One recommendation I have received is to make a list of your dog’s favorite things to do. When your dog is no longer able to do most of the things on their list, it might be time. I have also read a suggestion to set out three jars – fill the middle jar with marbles, pennies, pebbles, or whatever. For every good day, take one out of the middle jar and put it in the left jar. For every bad day, take one from the middle jar and put it in the right jar. If the right jar has more than the left jar, then it might be time. These are mostly subjective but are simply meant to give people a way of quantifying something which is nearly impossible to measure in animals who can not tell you how they feel – quality of life. Again, the decision is up to you; you can’t expect your vet, your vet tech, or even your friends or family to make that decision for you any more than you can expect them to tell you whether or not you love your pets. Only you can know the answer, and relying on someone else to make the decision for your will only cause you to resent them later.
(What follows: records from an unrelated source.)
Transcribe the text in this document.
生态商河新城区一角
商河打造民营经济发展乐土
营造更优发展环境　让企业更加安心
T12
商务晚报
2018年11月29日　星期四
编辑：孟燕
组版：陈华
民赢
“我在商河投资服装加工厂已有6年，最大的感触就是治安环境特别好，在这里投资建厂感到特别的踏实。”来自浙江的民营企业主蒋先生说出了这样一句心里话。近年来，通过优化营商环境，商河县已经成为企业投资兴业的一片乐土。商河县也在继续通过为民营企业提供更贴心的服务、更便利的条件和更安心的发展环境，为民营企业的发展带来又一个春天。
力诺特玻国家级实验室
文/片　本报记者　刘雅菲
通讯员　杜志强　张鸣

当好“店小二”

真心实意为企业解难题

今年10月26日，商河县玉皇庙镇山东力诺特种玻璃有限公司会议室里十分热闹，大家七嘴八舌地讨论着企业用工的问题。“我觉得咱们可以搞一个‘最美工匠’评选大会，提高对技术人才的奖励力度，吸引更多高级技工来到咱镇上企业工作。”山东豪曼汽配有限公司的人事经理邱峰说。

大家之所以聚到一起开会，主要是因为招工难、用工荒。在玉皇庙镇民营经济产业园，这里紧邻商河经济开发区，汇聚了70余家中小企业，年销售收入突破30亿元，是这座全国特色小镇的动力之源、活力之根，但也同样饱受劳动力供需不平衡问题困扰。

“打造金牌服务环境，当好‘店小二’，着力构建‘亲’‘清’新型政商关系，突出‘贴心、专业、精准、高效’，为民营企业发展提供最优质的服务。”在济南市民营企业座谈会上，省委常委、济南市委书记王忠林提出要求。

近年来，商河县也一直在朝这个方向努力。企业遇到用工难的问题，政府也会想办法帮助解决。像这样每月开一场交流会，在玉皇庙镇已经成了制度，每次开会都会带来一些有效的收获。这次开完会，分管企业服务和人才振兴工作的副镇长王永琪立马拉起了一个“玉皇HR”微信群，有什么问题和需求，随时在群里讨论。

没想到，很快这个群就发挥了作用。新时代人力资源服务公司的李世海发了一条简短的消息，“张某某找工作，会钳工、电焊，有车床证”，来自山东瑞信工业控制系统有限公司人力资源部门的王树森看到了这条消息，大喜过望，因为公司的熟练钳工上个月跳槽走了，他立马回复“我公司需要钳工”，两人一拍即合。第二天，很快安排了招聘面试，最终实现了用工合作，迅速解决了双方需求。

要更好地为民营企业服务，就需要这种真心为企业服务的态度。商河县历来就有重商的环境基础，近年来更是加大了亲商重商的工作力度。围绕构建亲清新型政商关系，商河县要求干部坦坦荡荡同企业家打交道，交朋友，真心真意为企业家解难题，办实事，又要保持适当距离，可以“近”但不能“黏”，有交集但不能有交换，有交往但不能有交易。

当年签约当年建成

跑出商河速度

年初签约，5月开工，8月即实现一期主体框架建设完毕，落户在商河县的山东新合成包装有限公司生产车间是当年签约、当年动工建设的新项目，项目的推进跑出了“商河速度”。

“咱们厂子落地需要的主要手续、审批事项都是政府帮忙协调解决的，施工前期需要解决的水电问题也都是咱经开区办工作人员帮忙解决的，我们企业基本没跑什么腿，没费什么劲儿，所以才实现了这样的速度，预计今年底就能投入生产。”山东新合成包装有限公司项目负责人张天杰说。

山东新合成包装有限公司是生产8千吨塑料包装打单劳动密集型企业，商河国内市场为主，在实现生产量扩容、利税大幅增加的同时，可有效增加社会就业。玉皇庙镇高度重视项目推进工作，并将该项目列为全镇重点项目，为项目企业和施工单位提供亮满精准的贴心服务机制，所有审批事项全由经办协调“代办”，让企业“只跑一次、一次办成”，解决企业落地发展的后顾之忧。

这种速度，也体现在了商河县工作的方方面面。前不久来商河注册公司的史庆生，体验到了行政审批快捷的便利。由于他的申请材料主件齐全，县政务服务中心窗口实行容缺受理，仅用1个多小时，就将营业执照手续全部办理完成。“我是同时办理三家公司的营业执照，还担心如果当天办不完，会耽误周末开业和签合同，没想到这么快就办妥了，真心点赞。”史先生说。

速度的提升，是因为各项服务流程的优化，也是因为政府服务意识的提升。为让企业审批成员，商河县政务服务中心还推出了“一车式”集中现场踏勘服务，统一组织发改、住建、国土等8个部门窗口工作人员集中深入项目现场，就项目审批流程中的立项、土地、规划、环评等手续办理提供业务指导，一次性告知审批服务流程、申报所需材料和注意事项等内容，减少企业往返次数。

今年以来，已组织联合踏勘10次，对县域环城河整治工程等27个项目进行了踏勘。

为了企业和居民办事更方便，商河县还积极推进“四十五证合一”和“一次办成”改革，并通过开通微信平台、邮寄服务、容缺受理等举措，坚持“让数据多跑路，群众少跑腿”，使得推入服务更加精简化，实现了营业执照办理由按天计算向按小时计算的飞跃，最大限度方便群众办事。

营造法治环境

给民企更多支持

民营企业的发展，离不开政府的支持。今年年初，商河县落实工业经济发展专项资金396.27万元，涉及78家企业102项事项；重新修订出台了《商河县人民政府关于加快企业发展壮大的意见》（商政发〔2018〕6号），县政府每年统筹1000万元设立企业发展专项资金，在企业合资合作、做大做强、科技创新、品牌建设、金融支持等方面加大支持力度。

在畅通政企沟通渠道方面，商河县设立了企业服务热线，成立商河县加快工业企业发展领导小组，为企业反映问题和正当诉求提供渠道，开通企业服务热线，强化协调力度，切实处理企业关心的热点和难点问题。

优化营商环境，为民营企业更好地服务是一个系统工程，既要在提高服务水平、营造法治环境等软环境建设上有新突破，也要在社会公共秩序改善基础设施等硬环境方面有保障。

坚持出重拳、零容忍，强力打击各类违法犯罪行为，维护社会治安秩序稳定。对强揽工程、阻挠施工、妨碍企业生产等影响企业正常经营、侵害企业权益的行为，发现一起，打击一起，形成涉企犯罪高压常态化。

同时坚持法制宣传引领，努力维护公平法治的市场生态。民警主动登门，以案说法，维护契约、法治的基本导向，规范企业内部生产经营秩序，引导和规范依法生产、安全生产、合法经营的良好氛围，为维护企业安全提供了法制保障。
I myself have had to make the decision more than once, and it is never easy. For me it is a Catch-22 decision; no matter which way I go, I will always regret it. When I was in high school, my dog Kiku died of hepatitis at the age of 6. Even though the vet told me that there was only a very slim change of recovery, I couldn’t stand the idea of euthanizing her and was convinced that if I just wished hard enough and gave her enough medicine and loved her enough, I could make her better. She was so young, I reasoned, she couldn’t possibly die. I tried so hard to make her better, even waking up in the middle of the night to give her pain medicine and carry her outside so she could go to the bathroom, because she was too weak to walk that far on her own. One night my brother convinced me to let her sleep in his room so I could get some rest; she died that night. Instead of dying a peaceful death in my arms at the vet clinic, she suffered for far too long and eventually died in pain, and I wasn’t even there with her. Not a day goes by that I don’t regret that choice. Looking back now it’s clear to me that I kept her alive for my own selfish reasons – because I simply couldn’t stand to let her go. I believe that she finally passed away that night because she knew I didn’t want her to go. Even writing about it now fills me with regret. After that I vowed that I would never let another animal suffer for that long.
When my old Bernese Mountain Dog Xerxes started to have health problems two years ago, I thought it out very logically, but even now I worry that I might have let him go too soon. Maybe he wasn’t ready yet; did I give up too soon? He might have had another year or two of a happy life left in him. It’s impossible to know this, of course. Xerxes was always a very stoic dog. If I stepped on his toe by accident (which happened rather a lot since he was a big dog and liked to be right on my heels all the time), he would not so much as yelp. I often brought him to the college with me so fellow vet tech students could practice their big dog restraint techniques, because he was so well-behaved and pretty much let people do anything to him without complaining. “Blood draw? No problem – here’s my leg.” “Need my temperature? Sure. Is my tail in your way?” Once when he was in class with me, a fellow student fainted and fell out of her chair, landing on Xerxes who was laying on the floor next to her. He didn’t even flinch – just looked over to make sure she was okay, and went back to his nap. Because he was so stoic, it was difficult to judge whether he was in pain or not. As days went on and he had more difficulty walking or standing for more than a few minutes, I knew he would never complain. But I knew my Xerxes, and when he stopped coming to the door to greet me when I got home from work, that’s when I knew the time had come.
Of course I can’t tell you how you will know. The line may not be drawn clearly in the sand for you; and even if it is, you might still have trouble stepping across it. And you might still look back on it and wonder whether it was the right time.